Evidence developed during a police search tainted by media presence need not be excluded so long as the media did not “discover or develop any evidence later used at trial.”

Area(s) of Law:
  • Criminal Procedure

Nijjar v. Holder

Congress authorized both the Department of Homeland Security and the Department of Justice to grant asylum, but conferred the authority to terminate asylum only upon the Department of Justice.

Area(s) of Law:
  • Immigration

In re Midland National Life Insurance Co

A Daubert motion filed in connection with a pending summary judgment motion may be dispositive and require continuing compelling reasons be shown to maintain a sealed record. The Ninth Circuit exception for records attached to a non-dispositive motion, requiring only "good cause" to maintain a sealed record, is not automatically applied to Daubert motions.

Area(s) of Law:
  • Evidence

Gale v.
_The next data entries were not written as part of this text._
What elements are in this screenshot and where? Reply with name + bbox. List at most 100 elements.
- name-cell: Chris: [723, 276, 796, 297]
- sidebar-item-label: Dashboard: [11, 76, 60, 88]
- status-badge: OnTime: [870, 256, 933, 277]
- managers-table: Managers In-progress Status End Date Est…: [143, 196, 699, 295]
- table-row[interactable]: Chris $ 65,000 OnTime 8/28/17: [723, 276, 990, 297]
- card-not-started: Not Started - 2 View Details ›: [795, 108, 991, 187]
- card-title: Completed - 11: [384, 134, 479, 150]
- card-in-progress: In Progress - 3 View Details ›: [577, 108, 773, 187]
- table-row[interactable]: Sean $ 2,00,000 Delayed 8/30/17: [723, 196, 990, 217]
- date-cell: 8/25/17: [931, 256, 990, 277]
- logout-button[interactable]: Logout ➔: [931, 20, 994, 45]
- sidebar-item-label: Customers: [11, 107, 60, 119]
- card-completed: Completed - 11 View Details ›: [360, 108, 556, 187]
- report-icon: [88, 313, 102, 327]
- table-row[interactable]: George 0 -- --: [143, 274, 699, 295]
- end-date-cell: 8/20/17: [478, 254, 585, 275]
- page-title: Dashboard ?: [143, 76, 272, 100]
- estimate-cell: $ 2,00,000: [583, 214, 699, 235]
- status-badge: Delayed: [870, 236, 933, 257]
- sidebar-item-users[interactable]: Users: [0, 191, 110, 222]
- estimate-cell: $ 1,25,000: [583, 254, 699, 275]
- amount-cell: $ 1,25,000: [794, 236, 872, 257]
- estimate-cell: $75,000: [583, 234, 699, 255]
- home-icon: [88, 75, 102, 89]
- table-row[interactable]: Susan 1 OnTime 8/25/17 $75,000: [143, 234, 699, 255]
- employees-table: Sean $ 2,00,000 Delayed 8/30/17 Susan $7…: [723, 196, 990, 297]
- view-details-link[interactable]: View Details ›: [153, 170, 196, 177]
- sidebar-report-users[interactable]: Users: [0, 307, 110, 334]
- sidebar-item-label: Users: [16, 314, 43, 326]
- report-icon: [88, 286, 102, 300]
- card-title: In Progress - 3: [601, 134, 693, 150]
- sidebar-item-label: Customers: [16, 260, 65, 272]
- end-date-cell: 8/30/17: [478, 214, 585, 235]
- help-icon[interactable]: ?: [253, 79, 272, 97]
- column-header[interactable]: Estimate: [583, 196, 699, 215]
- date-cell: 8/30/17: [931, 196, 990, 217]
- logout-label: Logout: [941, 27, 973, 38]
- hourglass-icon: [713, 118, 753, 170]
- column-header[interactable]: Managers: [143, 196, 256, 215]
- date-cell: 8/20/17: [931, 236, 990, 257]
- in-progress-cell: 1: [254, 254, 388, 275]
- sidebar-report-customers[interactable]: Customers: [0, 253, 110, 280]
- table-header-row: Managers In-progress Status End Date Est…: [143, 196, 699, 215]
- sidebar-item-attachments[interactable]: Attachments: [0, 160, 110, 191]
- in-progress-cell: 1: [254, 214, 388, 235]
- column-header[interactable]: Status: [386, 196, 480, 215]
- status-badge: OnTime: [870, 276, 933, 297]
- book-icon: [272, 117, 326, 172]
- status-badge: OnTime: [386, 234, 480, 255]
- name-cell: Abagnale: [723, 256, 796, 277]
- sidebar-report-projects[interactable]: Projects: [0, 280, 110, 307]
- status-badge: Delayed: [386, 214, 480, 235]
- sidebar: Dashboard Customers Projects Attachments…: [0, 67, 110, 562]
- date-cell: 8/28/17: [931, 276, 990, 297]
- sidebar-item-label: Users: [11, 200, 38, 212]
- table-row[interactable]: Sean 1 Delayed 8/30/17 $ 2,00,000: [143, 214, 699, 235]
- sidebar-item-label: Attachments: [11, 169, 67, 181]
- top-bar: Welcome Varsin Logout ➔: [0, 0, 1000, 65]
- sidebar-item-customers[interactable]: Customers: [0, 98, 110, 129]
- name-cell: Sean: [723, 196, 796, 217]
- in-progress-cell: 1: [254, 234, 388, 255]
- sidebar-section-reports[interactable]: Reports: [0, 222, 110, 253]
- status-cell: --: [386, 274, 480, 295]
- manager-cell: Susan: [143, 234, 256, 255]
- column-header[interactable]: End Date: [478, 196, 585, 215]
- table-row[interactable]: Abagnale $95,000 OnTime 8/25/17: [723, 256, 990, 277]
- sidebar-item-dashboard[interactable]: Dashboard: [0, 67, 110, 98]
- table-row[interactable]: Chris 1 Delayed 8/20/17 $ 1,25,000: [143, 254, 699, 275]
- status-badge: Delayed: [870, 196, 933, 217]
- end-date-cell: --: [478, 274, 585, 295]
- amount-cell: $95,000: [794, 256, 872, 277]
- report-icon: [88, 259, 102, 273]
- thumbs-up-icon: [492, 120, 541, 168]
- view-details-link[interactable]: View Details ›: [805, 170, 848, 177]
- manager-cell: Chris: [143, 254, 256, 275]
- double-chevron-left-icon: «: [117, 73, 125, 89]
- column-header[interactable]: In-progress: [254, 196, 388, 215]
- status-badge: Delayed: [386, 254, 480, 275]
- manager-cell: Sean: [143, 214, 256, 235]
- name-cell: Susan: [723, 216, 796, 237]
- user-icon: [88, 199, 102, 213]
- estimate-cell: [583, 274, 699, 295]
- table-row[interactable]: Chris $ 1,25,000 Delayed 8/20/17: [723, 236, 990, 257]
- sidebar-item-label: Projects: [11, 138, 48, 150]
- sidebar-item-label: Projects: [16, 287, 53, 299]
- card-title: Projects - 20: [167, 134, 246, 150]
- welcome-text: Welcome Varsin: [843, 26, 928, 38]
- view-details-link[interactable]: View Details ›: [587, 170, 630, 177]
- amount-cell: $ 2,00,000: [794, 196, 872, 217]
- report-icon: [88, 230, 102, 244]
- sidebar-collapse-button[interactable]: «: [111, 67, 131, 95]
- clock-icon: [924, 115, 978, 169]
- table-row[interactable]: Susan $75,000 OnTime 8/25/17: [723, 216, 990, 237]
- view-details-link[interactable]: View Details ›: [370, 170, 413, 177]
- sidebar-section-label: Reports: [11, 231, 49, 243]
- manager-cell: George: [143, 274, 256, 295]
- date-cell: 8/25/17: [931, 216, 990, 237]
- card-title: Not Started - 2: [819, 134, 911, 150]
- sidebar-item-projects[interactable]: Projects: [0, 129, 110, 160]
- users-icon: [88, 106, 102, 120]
First Franklin Loan Services

The Truth in Lending Act 15 U.S.C. § 1641(f)(2) applies a duty to provide notice only upon a servicer-assignee. Servicers, that are not assignees, have no duty to respond to an obligor's written request for information regarding the obligor's obligation under 15 U.S.C. § 1641(f)(2).

Area(s) of Law:
  • Civil Law

United States v. Collins

To impose a lifetime term of supervised release, the government must prove that the “condition of supervised release involves no greater deprivation of liberty than is reasonably necessary to serve the goals of supervised release." The heightened burden of clear and convincing evidence does not apply.

Area(s) of Law:
  • Parole and Post-Prison Supervision

United States v. Jingles

An indictment found to be constructively amended does not require automatic reversal of a defendant's conviction under plain error review. A defendant's conviction only requires reversal if the constructive amendment seriously affects "the fairness, integrity, or public reputation of judicial proceedings."

Area(s) of Law:
  • Criminal Procedure

United States v. Romo-Chavez

The Confrontation Clause of the Sixth Amendment does not prohibit the introduction of a defendant's translated admissions to a police officer even if the translator would not qualify as a court interpreter.

Area(s) of Law:
  • Evidence

Gonzalez v. Arizona

The National Voter Registration Act of 1993 preempts a state law requirement that proof of citizenship be presented for voter registration. Under the U.S. Constitution and Section 2 of the Voting Rights Act, a state law may require voters provide identification at the polls in order to vote.

Area(s) of Law:
  • Constitutional Law

R & R Sails, Inc. v. Insurance Co. of Pennsylvania

Where a court precludes evidence as a sanction for discovery requirement violations and such preclusion amounts to the dismissal of the party’s claim, a court must consider whether the failure to comply involved willfulness, fault, or bad faith, and also the availability of lesser sanctions.